Abstract
Development of involved optimization algorithms is not an easy task for several reasons: First, every analyst is interested in a specific problem; Second, the capabilities of these methods may not be fully understood a priori; Third, coding of multi-purpose and more involved algorithms is not an easy job.
In this paper, the optimization problem employing the near to global optimum algorithm is studied (Gadallah, M.H., 2000). The focus is to exploit 2 ideas: First, the algorithm can be modified to act as a variance reduction technique; Second, the algorithm can be modified to tackle the problem of system decomposition. Both ideas are novel within the context of statistical design of experiments. The first, if fully proved experimentally could yield the simultaneous integration of nominal and variance optimization possible. The second, can be extended to deal with multi-dimensional highly constrained systems with ease. These two ideas are explained wife the use of a simple example to illustrate the idea. An algorithm is developed that deal with the problem in several stages according to a predetermined decomposition scheme.
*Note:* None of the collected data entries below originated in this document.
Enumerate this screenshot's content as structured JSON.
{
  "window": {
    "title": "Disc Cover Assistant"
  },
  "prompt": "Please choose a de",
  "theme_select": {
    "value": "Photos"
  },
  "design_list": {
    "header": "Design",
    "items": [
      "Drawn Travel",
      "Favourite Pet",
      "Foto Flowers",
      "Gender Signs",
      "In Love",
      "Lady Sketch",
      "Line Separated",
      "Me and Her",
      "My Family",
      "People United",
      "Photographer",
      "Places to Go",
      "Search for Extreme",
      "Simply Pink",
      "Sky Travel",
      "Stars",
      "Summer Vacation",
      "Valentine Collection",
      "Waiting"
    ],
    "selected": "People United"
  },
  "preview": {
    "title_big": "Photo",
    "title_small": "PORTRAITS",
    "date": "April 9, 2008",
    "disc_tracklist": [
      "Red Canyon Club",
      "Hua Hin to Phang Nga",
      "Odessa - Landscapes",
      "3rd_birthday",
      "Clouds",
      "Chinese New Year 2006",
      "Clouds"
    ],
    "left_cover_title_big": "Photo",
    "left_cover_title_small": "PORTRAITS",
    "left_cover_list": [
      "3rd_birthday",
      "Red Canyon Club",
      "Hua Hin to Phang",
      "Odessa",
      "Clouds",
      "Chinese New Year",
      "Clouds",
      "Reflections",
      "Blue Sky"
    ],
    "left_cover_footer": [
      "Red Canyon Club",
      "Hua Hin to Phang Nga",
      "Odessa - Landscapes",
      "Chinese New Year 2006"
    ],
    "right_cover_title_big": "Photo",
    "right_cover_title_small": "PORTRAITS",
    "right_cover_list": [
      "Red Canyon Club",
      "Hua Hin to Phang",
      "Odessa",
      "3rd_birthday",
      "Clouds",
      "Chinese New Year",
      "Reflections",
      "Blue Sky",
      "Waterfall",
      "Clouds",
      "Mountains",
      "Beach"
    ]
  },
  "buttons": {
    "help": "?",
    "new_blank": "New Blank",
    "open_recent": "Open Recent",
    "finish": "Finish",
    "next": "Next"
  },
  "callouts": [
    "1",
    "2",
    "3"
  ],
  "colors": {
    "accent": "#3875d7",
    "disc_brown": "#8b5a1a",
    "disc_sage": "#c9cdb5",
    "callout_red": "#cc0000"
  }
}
The original objective and constraint functions are dealt with to suit each stage. Accordingly, all NP hard problems can ideally be transformed into NP complete ones with a consequence on the number of stages resulting from decomposition. Several decomposition scenarios are used and their results are compared numerically. Two orthogonal arrays and four composite arrays are used to plan experimentation; these are L27OA and L54OA and their subfamilies. These arrays are compared with respect to their statistical measures.
The algorithm as such, is very promising optimization tool, especially for coupling system decomposition and variance reduction. Past work focused on either decomposition or statistical optimization. This work offers both capabilities. Several studies are reviewed and conclusions are drawn.